Она поднялась, вошла в сарай.

Архип лежал на том же месте, где она его оставила. Но теперь он смотрел на неё по-другому — в серых глазах стояли слёзы, и губы дрожали.

— Зачем? — прошептал он. — Зачем ты это сделала? Рисковала собой. Из-за меня. Человека, который…

— Ты человек, — перебила Глафира. — Этого достаточно.

Она опустилась рядом, взяла его руку — горячую, сухую, с чёрными ногтями — и сжала.

— Теперь будем лечиться, — сказала она. — И жить. Понял?

Архип не ответил. Он закрыл глаза, и по щекам его покатились слёзы — тихие, беззвучные, такие, какие бывают у людей, которые слишком долго не позволяли себе плакать.

Глафира сидела рядом, держа его за руку, и чувствовала, как жар постепенно спадает, как дыхание становится глубже, ровнее. Может быть, от того, что он впервые за четыре года перестал бояться. Может быть, от того, что кто-то сказал ему: ты человек. И этого достаточно.

Снаружи темнело. Ветер стих, и в наступившей тишине было слышно, как где-то в лесу начинают свою весеннюю песню первые птицы.

Война не кончилась. Она просто отступила на шаг.

***

Через два дня Алексей Кольцов привёз из райцентра фельдшера — молодого парня в очках, который только что окончил курсы и был отправлен в область по распределению. Звали его Борисом, и он больше всего на свете боялся, что ему не хватит знаний, а ещё больше — что его пошлют в самую глушь. Липки глушью и оказались.

— Гангрена, — сказал Борис, осмотрев ногу Архипа, и лицо его стало белее халата. — Начинающаяся. Ещё дня три — и ампутация, а то и летальный исход.

— Спасай, — коротко сказала Глафира.

Борис спасал двое суток. Колол пенициллин, который чудом нашёл в райцентре, промывал рану марганцовкой, накладывал повязки с мазью Вишневского — всё, что было в его саквояже. Архип лежал с закрытыми глазами, иногда тихо стонал, но ни разу не пожаловался. На вторую ночь жар спал.

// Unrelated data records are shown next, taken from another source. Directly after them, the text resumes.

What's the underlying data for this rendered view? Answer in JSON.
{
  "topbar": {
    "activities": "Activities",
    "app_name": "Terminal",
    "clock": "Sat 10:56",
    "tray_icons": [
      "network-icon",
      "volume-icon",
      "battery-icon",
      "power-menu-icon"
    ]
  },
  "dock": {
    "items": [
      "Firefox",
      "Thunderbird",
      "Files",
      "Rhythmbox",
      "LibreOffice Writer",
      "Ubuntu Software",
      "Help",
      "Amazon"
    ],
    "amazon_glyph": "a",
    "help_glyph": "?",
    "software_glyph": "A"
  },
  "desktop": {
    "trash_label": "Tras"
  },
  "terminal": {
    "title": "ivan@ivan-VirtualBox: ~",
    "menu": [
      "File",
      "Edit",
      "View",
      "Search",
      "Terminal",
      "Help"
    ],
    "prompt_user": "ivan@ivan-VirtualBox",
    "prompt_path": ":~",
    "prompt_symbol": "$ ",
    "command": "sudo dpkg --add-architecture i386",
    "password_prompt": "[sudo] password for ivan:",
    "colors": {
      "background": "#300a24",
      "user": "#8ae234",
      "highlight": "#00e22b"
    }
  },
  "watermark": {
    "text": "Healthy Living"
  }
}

Борис потрогал ногу, пощупал пульс, с облегчением выдохнул:

— Кажется, перелом. Организм молодой… то есть, не молодой, но крепкий. Выкарабкается.

— Спасибо, — сказала Глафира. Борис посмотрел на неё, на Архипа, на сарай, на дырявую крышу, сквозь которую уже вовсю светило апрельское солнце, и только покачал головой.

— Странные вы люди, — сказал он. — В райцентре про этого… про Архипа Бережного говорят, что он предатель. А вы его выхаживаете.

— А вы, — ответила Глафира, — смотрели на рану. Это осколочное. Кто ему, по-вашему, ногу разворотил? Наши мины. В лесу. Он там четыре месяца прятался. Предатели так не прячутся.

Борис ничего не сказал. Он собрал свой саквояж, оставил пенициллин, йод, бинты и строго-настрого наказал менять повязки каждый день. Уехал на той же подводе, что и приехал, долго глядя вслед на хутор, который растворялся в весенней дымке.

Архип пошёл на поправку медленно, как идёт в рост трава после пожара. На четвёртый день он попросил есть — не через силу, а по-настоящему. Глафира сварила ему пшённой каши с салом, которое принесла баба Ульяна, и он съел две тарелки, после чего уснул без задних ног, впервые за долгое время без бреда.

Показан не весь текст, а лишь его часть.